Similarly, it is not as if it is known that Iraq under a continued Saddam Hussein would have prevented all the harm related to the invasion . Under a continued Saddam a great many Bathists might have been okay; other Iraqis not so much.
...Saddam has had approximately 40 of his own relatives murdered. Allegations of prostitution are used to intimidate opponents of the regime and have been used by the regime to justify the barbaric beheading of women. There have been documented chemical attacks by the regime, from 1983 to 1988, resulting in some 30,000 Iraqi and Iranian deaths.
Human Rights Watch estimates that Saddam's 1987-1988 campaign of terror against the Kurds killed at least 50,000 and possibly as many as 100,000 Kurds. The Iraqi regime used chemical agents to include mustard gas and nerve agents in attacks against at least 40 Kurdish villages between 1987-1988. The largest was the attack on Halabja which resulted in approximately 5,000 deaths. o 2,000 Kurdish villages were destroyed during the campaign of terror.

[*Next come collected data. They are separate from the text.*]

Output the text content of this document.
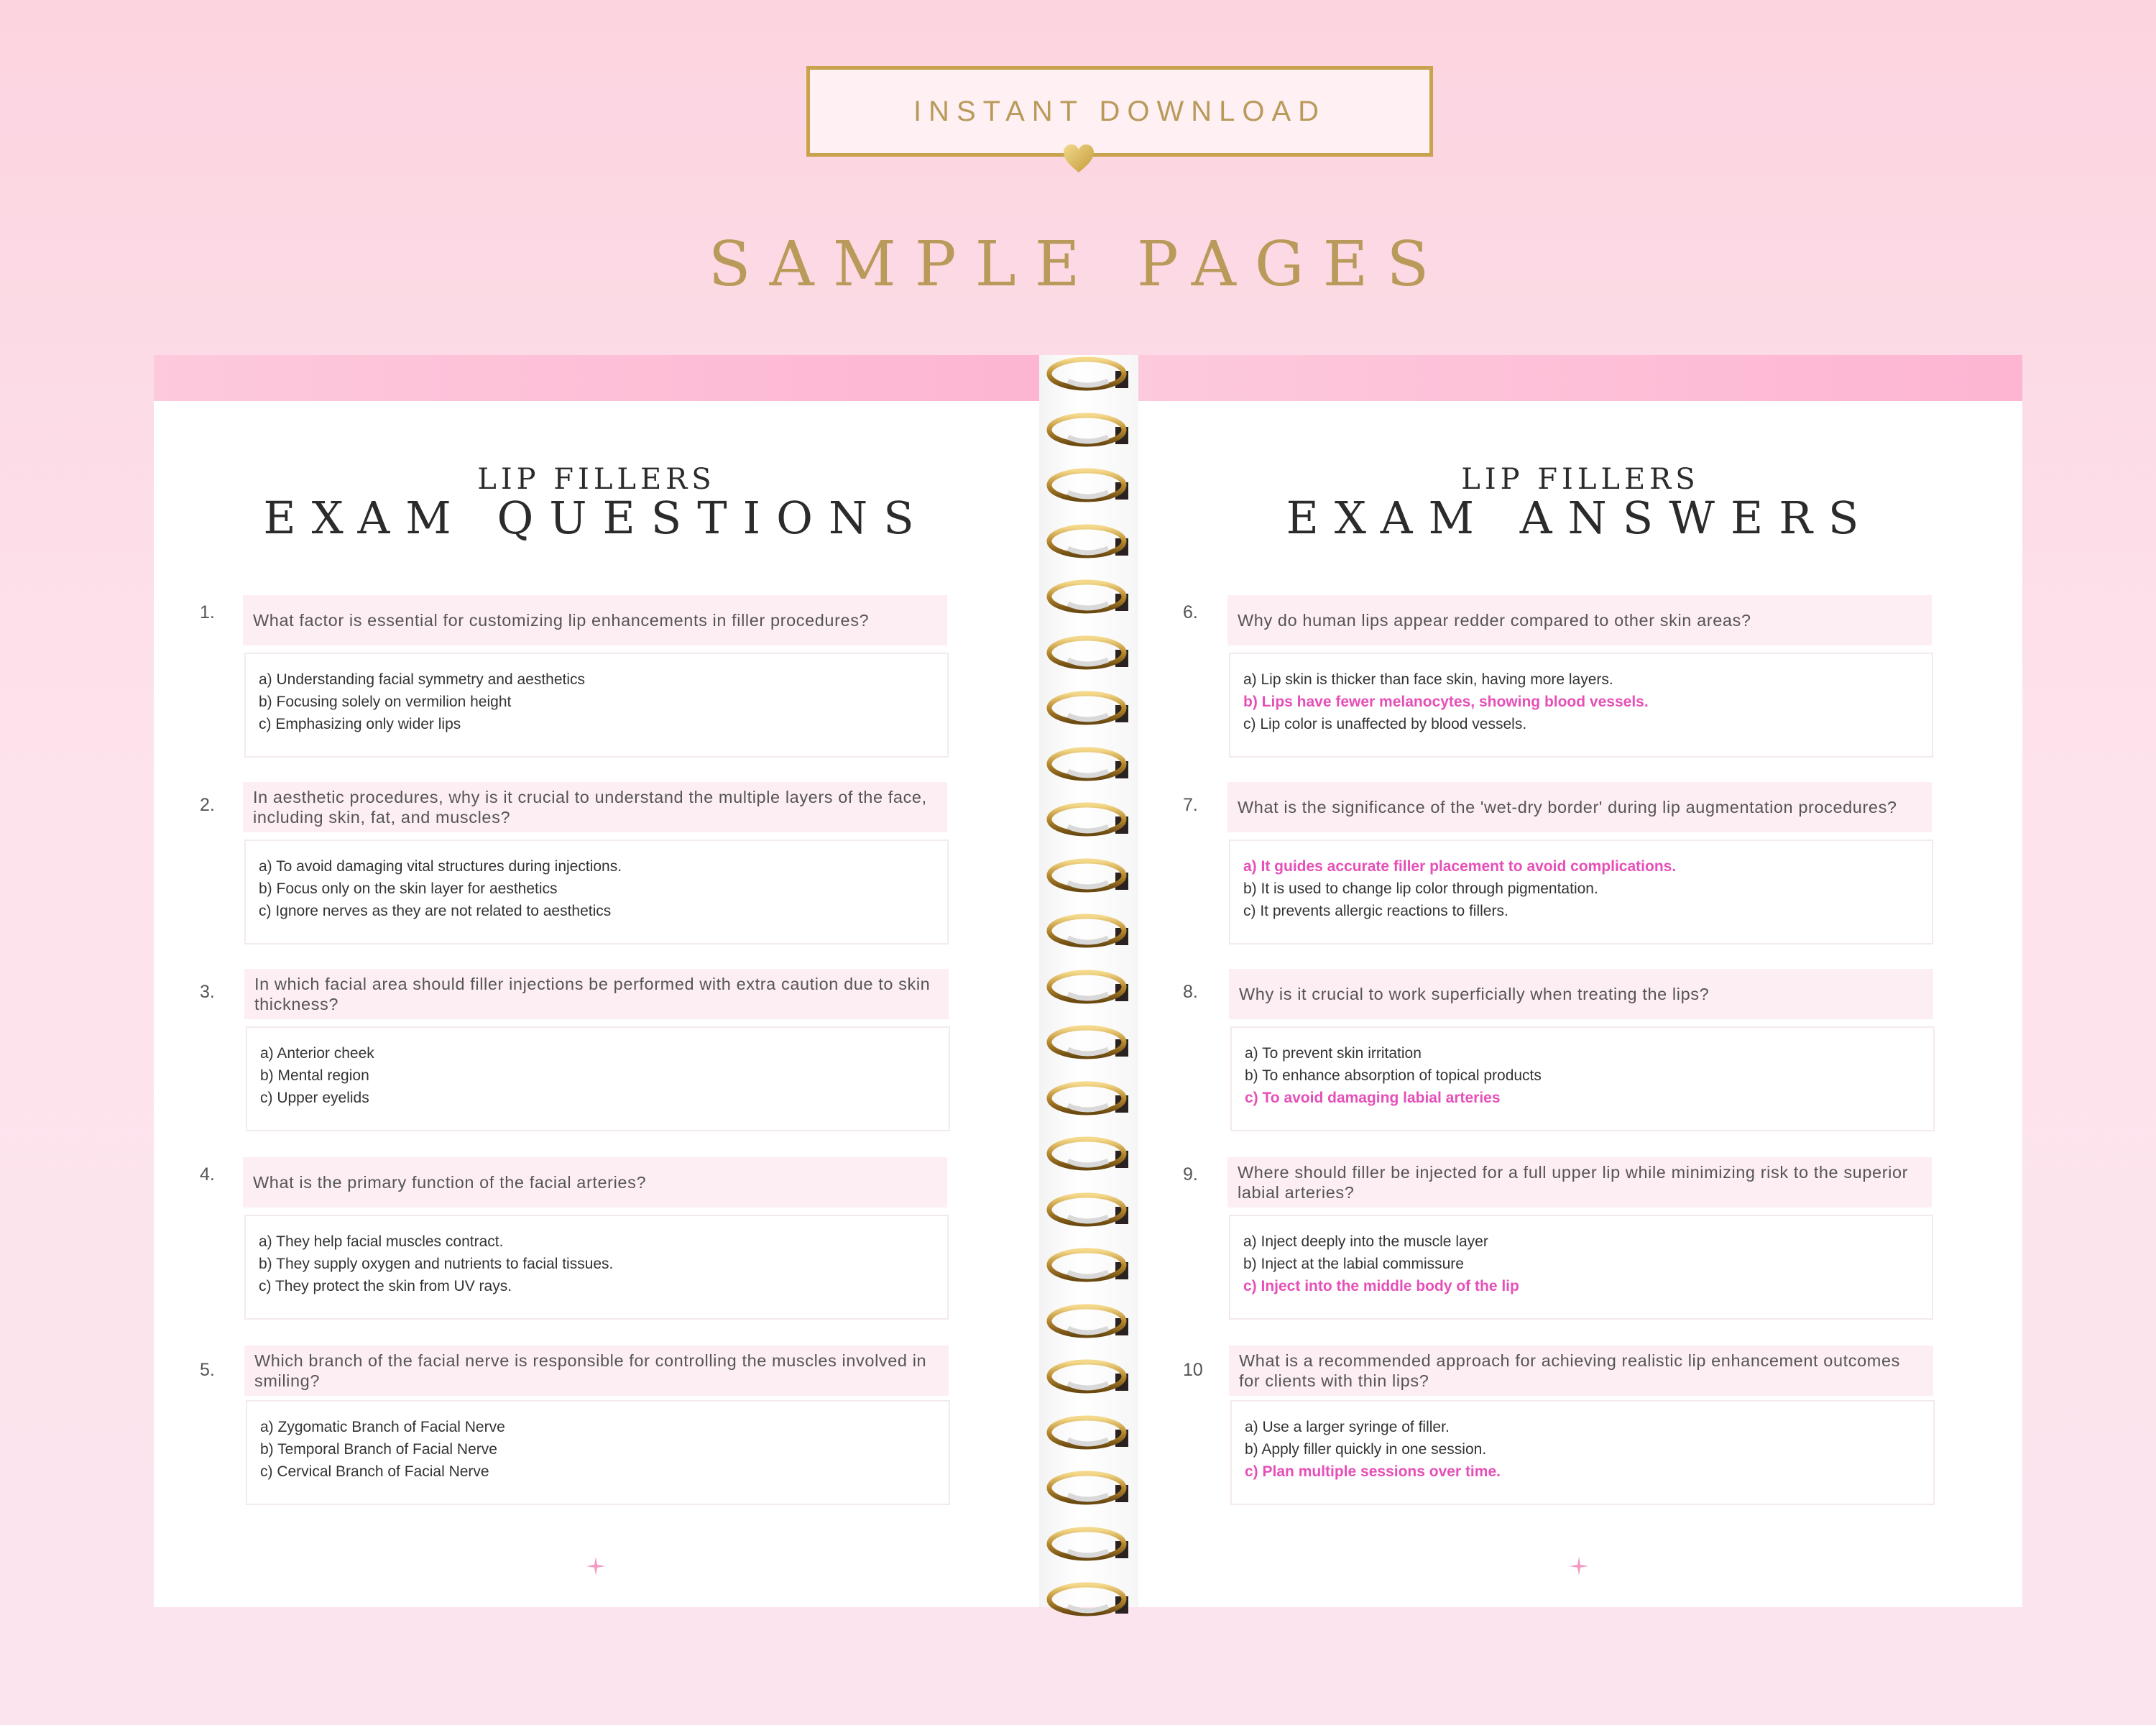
INSTANT DOWNLOAD
SAMPLE PAGES
LIP FILLERS
EXAM QUESTIONS
1.	What factor is essential for customizing lip enhancements in filler procedures?
a) Understanding facial symmetry and aesthetics
b) Focusing solely on vermilion height
c) Emphasizing only wider lips
2.	In aesthetic procedures, why is it crucial to understand the multiple layers of the face, including skin, fat, and muscles?
a) To avoid damaging vital structures during injections.
b) Focus only on the skin layer for aesthetics
c) Ignore nerves as they are not related to aesthetics
3.	In which facial area should filler injections be performed with extra caution due to skin thickness?
a) Anterior cheek
b) Mental region
c) Upper eyelids
4.	What is the primary function of the facial arteries?
a) They help facial muscles contract.
b) They supply oxygen and nutrients to facial tissues.
c) They protect the skin from UV rays.
5.	Which branch of the facial nerve is responsible for controlling the muscles involved in smiling?
a) Zygomatic Branch of Facial Nerve
b) Temporal Branch of Facial Nerve
c) Cervical Branch of Facial Nerve
LIP FILLERS
EXAM ANSWERS
6.	Why do human lips appear redder compared to other skin areas?
a) Lip skin is thicker than face skin, having more layers.
b) Lips have fewer melanocytes, showing blood vessels.
c) Lip color is unaffected by blood vessels.
7.	What is the significance of the 'wet-dry border' during lip augmentation procedures?
a) It guides accurate filler placement to avoid complications.
b) It is used to change lip color through pigmentation.
c) It prevents allergic reactions to fillers.
8.	Why is it crucial to work superficially when treating the lips?
a) To prevent skin irritation
b) To enhance absorption of topical products
c) To avoid damaging labial arteries
Where should filler be injected for a full upper lip while minimizing risk to the superior labial arteries?
a) Inject deeply into the muscle layer
b) Inject at the labial commissure
c) Inject into the middle body of the lip
10	What is a recommended approach for achieving realistic lip enhancement outcomes for clients with thin lips?
a) Use a larger syringe of filler.
b) Apply filler quickly in one session.
c) Plan multiple sessions over time.
9.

Iraq's 13 million Shi'a Muslims, the majority of Iraq's population of approximately 22 million, face severe restrictions on their religious practice, including a ban on communal Friday prayer, and restriction on funeral processions.
According to Human Rights Watch, "senior Arab diplomats told the London-based Arabic daily newspaper al-Hayat in October [1991] that Iraqi leaders were privately acknowledging that 250,000 people were killed during the uprisings, with most of the casualties in the south." Refugees International reports that
"Oppressive government policies have led to the internal displacement of 900,000 Iraqis, primarily Kurds who have fled to the north to escape Saddam Hussein's Arabization campaigns (which involve forcing Kurds to renounce their Kurdish identity or lose their property) and Marsh Arabs, who fled the government's campaign to dry up the southern marshes for agricultural use. More than 200,000 Iraqis continue to live as refugees in Iran."
In 2002, the U.S. Committee for Refugees estimated that nearly 100,000 Kurds, Assyrians, and Turkomans had previously been expelled, by the regime, from the "central-government-controlled Kirkuk and surrounding districts in the oil-rich region bordering the Kurdish controlled north."
"Over the past five years, 400,000 Iraqi children under the age of five died of malnutrition and disease, preventively, but died because of the nature of the regime under which they are living." ...
Who knows how Iraq's future government will evolve. For the last dozen years however, Iraq has been led by a regularly elected parliament and prime minister, with no aspirations for WMD, government financing of terror groups, desire to annex Iran, Kuwait, etc.